Even if high-deductible plans offer immediate relief for many workers, and big cost savings to employers, the allure may not last. And the plans may do little or nothing to solve the basic problem of soaring health costs.
"You're beginning to see a lot of growth in these plans, not because they're going to solve America's healthcare challenge, but because it's a way for employers to cut their out-of-control benefit costs," said Robert Laszewski, a consultant to health insurance companies. "Any time an employer can raise deductibles from $200 to $1,000, it is going to reduce their costs. But will it reduce U.S. health costs generally?

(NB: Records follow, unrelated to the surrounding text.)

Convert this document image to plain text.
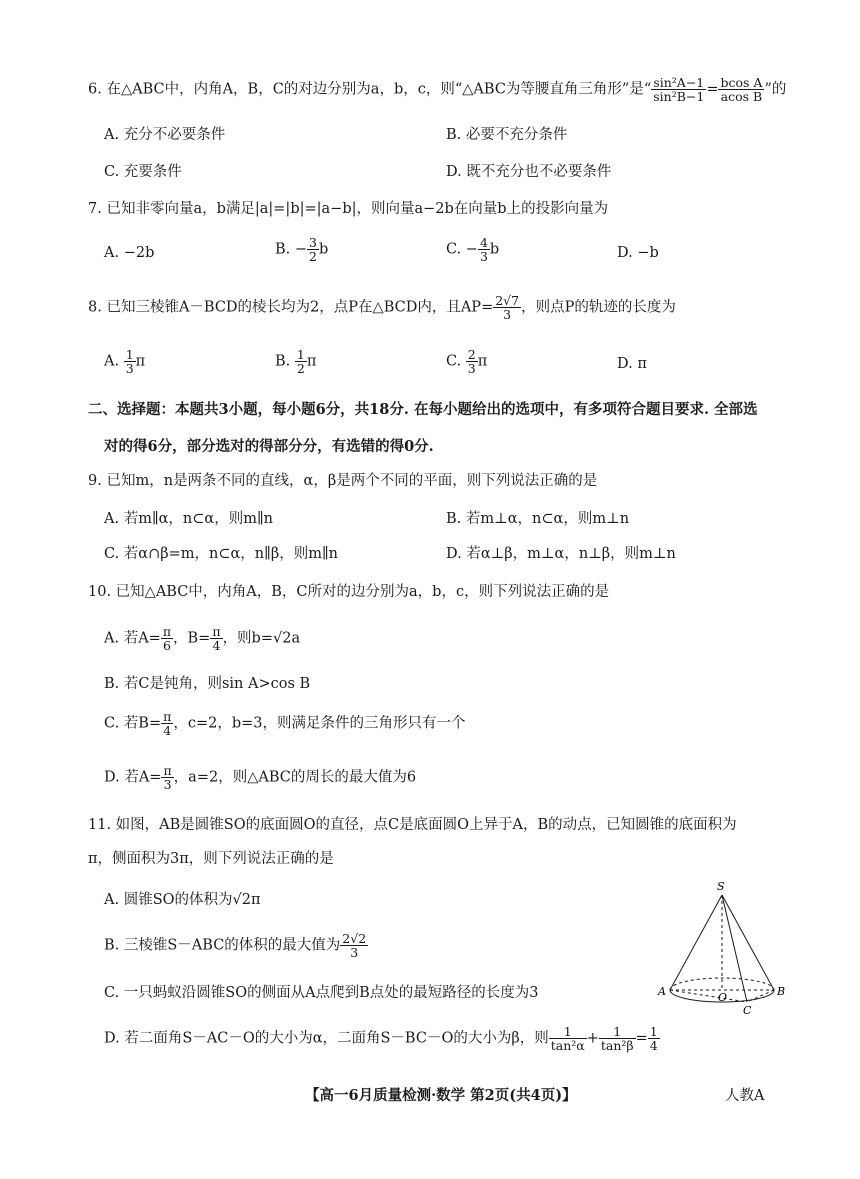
6. 在△ABC中，内角A，B，C的对边分别为a，b，c，则“△ABC为等腰直角三角形”是“ $\frac{\text{sin²A−1}}{\text{sin²B−1}} = \frac{\text{bcos A}}{\text{acos B}}$ ”的
A. 充分不必要条件	B. 必要不充分条件
C. 充要条件	D. 既不充分也不必要条件
7. 已知非零向量a，b满足|a|=|b|=|a−b|，则向量a−2b在向量b上的投影向量为
A. −2b	B. − $\frac{3}{2}$ b	C. − $\frac{4}{3}$ b	D. −b
8. 已知三棱锥A－BCD的棱长均为2，点P在△BCD内，且$AP= \frac{2√7}{3}$ ，则点P的轨迹的长度为
A. $\frac{1}{3}$ π	B. $\frac{1}{2}$ π	C. $\frac{2}{3}$ π	D. π
二、选择题：本题共3小题，每小题6分，共18分. 在每小题给出的选项中，有多项符合题目要求. 全部选
对的得6分，部分选对的得部分分，有选错的得0分.
9. 已知m，n是两条不同的直线，α，β是两个不同的平面，则下列说法正确的是
A. 若m∥α，n⊂α，则m∥n	B. 若m⊥α，n⊂α，则m⊥n
C. 若α∩β=m，n⊂α，n∥β，则m∥n	D. 若α⊥β，m⊥α，n⊥β，则m⊥n
10. 已知△ABC中，内角A，B，C所对的边分别为a，b，c，则下列说法正确的是
A. 若$A= \frac{\pi}{6}$ ，$B= \frac{\pi}{4}$ ，则b=√2a
B. 若C是钝角，则sin A>cos B
C. 若$B= \frac{\pi}{4}$ ，c=2，b=3，则满足条件的三角形只有一个
D. 若$A= \frac{\pi}{3}$ ，a=2，则△ABC的周长的最大值为6
11. 如图，AB是圆锥SO的底面圆O的直径，点C是底面圆O上异于A，B的动点，已知圆锥的底面积为
π，侧面积为3π，则下列说法正确的是
A. 圆锥SO的体积为√2π
B. 三棱锥S－ABC的体积的最大值为 $\frac{2√2}{3}$
C. 一只蚂蚁沿圆锥SO的侧面从A点爬到B点处的最短路径的长度为3
D. 若二面角S－AC－O的大小为α，二面角S－BC－O的大小为β，则 $\frac{1}{\text{tan²α}} + \frac{1}{\text{tan²β}} = \frac{1}{4}$
S
A	B
C
O
【高一6月质量检测·数学 第2页(共4页)】	人教A
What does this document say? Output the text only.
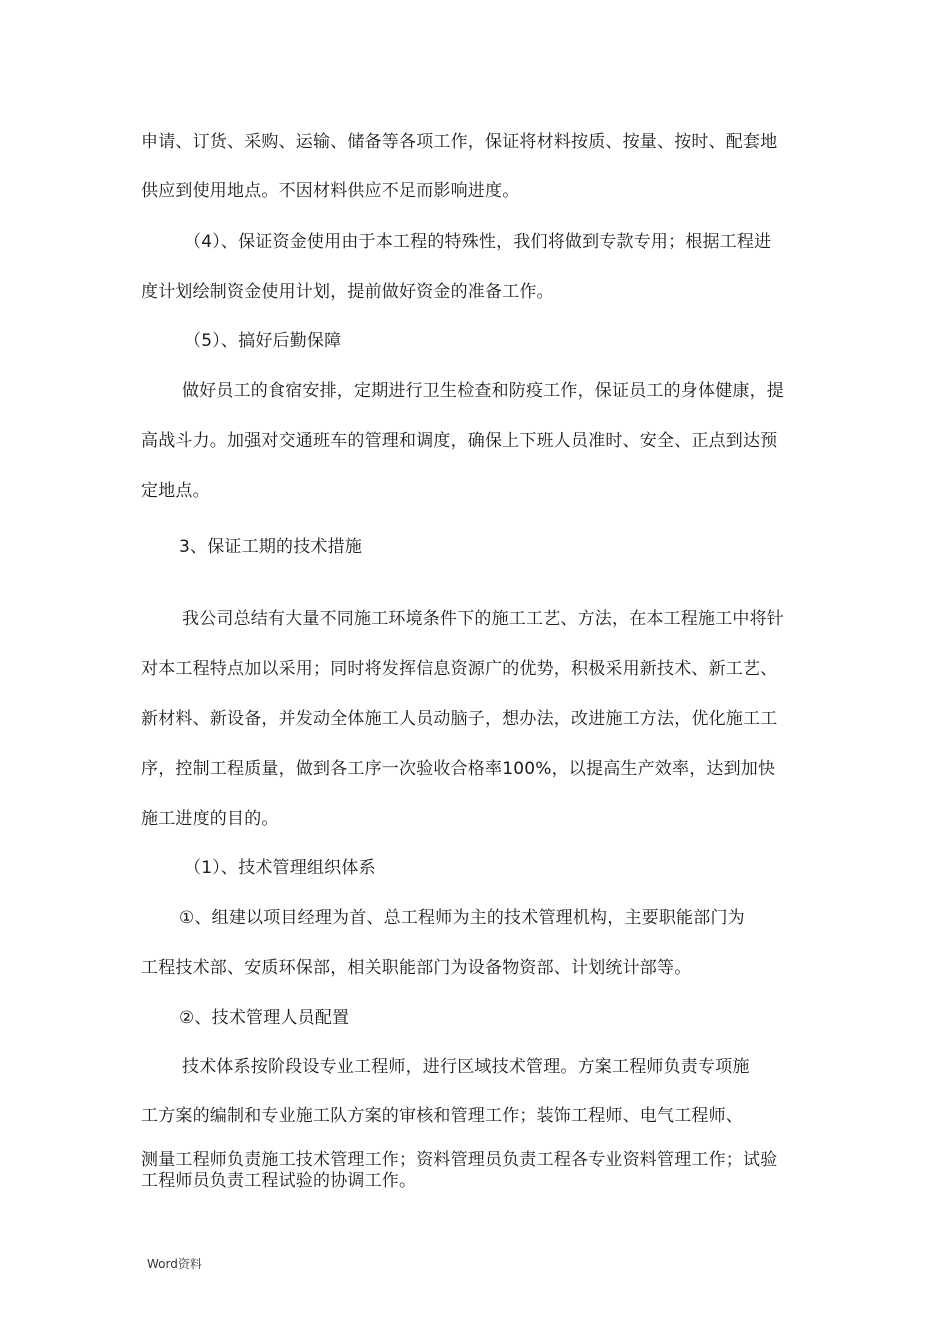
申请、订货、采购、运输、储备等各项工作，保证将材料按质、按量、按时、配套地
供应到使用地点。不因材料供应不足而影响进度。
（4）、保证资金使用由于本工程的特殊性，我们将做到专款专用；根据工程进
度计划绘制资金使用计划，提前做好资金的准备工作。
（5）、搞好后勤保障
做好员工的食宿安排，定期进行卫生检查和防疫工作，保证员工的身体健康，提
高战斗力。加强对交通班车的管理和调度，确保上下班人员准时、安全、正点到达预
定地点。
3、保证工期的技术措施
我公司总结有大量不同施工环境条件下的施工工艺、方法，在本工程施工中将针
对本工程特点加以采用；同时将发挥信息资源广的优势，积极采用新技术、新工艺、
新材料、新设备，并发动全体施工人员动脑子，想办法，改进施工方法，优化施工工
序，控制工程质量，做到各工序一次验收合格率100%，以提高生产效率，达到加快
施工进度的目的。
（1）、技术管理组织体系
①、组建以项目经理为首、总工程师为主的技术管理机构，主要职能部门为
工程技术部、安质环保部，相关职能部门为设备物资部、计划统计部等。
②、技术管理人员配置
技术体系按阶段设专业工程师，进行区域技术管理。方案工程师负责专项施
工方案的编制和专业施工队方案的审核和管理工作；装饰工程师、电气工程师、
测量工程师负责施工技术管理工作；资料管理员负责工程各专业资料管理工作；试验
工程师员负责工程试验的协调工作。
Word资料
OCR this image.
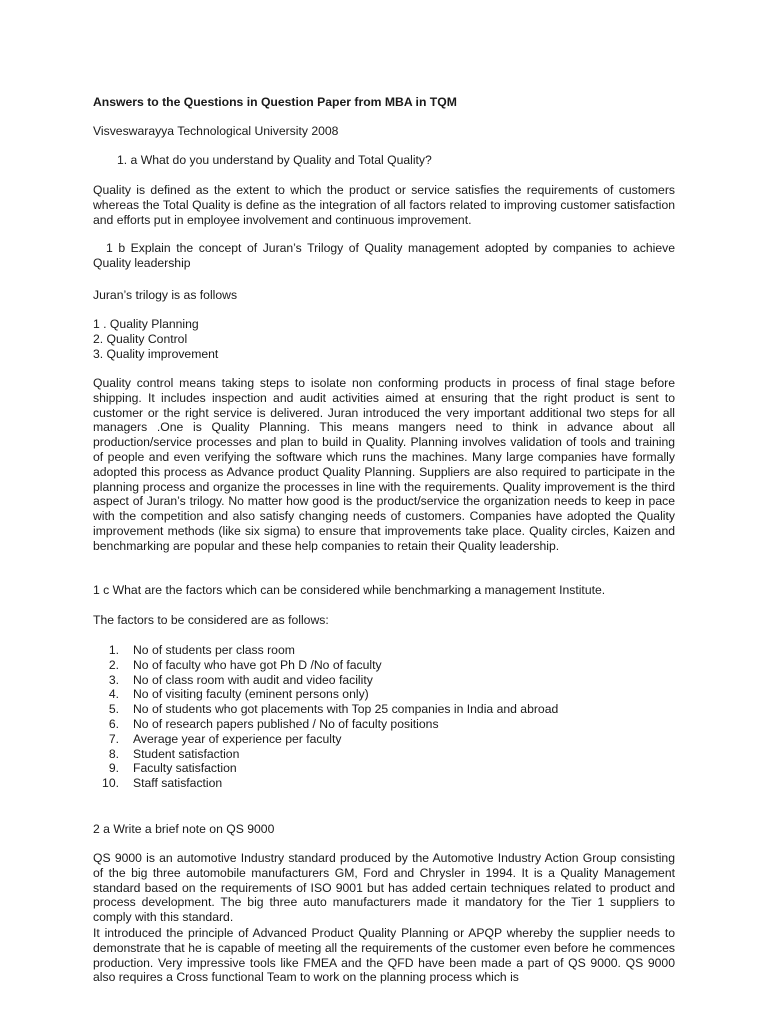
Answers to the Questions in Question Paper from MBA in TQM
Visveswarayya Technological University 2008
1. a What do you understand by Quality and Total Quality?
Quality is defined as the extent to which the product or service satisfies the requirements of customers whereas the Total Quality is define as the integration of all factors related to improving customer satisfaction and efforts put in employee involvement and continuous improvement.
1 b Explain the concept of Juran’s Trilogy of Quality management adopted by companies to achieve Quality leadership
Juran’s trilogy is as follows
1 . Quality Planning
2. Quality Control
3. Quality improvement
Quality control means taking steps to isolate non conforming products in process of final stage before shipping. It includes inspection and audit activities aimed at ensuring that the right product is sent to customer or the right service is delivered. Juran introduced the very important additional two steps for all managers .One is Quality Planning. This means mangers need to think in advance about all production/service processes and plan to build in Quality. Planning involves validation of tools and training of people and even verifying the software which runs the machines. Many large companies have formally adopted this process as Advance product Quality Planning. Suppliers are also required to participate in the planning process and organize the processes in line with the requirements. Quality improvement is the third aspect of Juran’s trilogy. No matter how good is the product/service the organization needs to keep in pace with the competition and also satisfy changing needs of customers. Companies have adopted the Quality improvement methods (like six sigma) to ensure that improvements take place. Quality circles, Kaizen and benchmarking are popular and these help companies to retain their Quality leadership.
1 c What are the factors which can be considered while benchmarking a management Institute.
The factors to be considered are as follows:
1. No of students per class room
2. No of faculty who have got Ph D /No of faculty
3. No of class room with audit and video facility
4. No of visiting faculty (eminent persons only)
5. No of students who got placements with Top 25 companies in India and abroad
6. No of research papers published / No of faculty positions
7. Average year of experience per faculty
8. Student satisfaction
9. Faculty satisfaction
10. Staff satisfaction
2 a Write a brief note on QS 9000
QS 9000 is an automotive Industry standard produced by the Automotive Industry Action Group consisting of the big three automobile manufacturers GM, Ford and Chrysler in 1994. It is a Quality Management standard based on the requirements of ISO 9001 but has added certain techniques related to product and process development. The big three auto manufacturers made it mandatory for the Tier 1 suppliers to comply with this standard.
It introduced the principle of Advanced Product Quality Planning or APQP whereby the supplier needs to demonstrate that he is capable of meeting all the requirements of the customer even before he commences production. Very impressive tools like FMEA and the QFD have been made a part of QS 9000. QS 9000 also requires a Cross functional Team to work on the planning process which is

The jury is still really out on that."
The reason, he said, is that 10% of the people -- the sickest Americans -- account for 70% of total healthcare costs. "Once the sick people have gone through their deductible, they're back to a regular health plan -- the incentives for them don't really change," Laszewski said.
"This is a cost shift device, and not a means to fundamentally control healthcare costs."
Moreover, the willingness of workers to sign up for less generous plans may change over time, as workers and their families get older and more likely to encounter serious medical costs.
"To make these plans truly work, they have to work for the sickest population -- it can't be a plan that only works for the healthy," said Joe Walshe, a principal with the consulting firm PricewaterhouseCoopers. "It's very difficult, but that's where the challenge is."
In the meantime, the short-term appeal of high-deductible plans is easy to see. Employees get a bit more take-home pay. Employers get some relief from higher healthcare costs.
For big companies, the new plans represent an upfront savings of about 10% and the expectation of more gradual cost increases over time. Last year, large employers spent an average of $5,584 per worker for coverage through a high-deductible plan, compared with $6,181 for a worker in the typical preferred provider network, according to a Mercer Human Resource Consulting survey.
Employers say the new plans are not designed primarily to shift costs to workers. The ultimate goal, they say, is to cut healthcare costs by changing consumers' behavior -- teaching them to be more cost-conscious about things such as generic drugs.
"In three to five years, every company is going to offer them," predicted Alexander Domaszewicz, a Mercer senior consultant based in Newport Beach. "People are going to be coming over from companies that have them, and they are going to want them."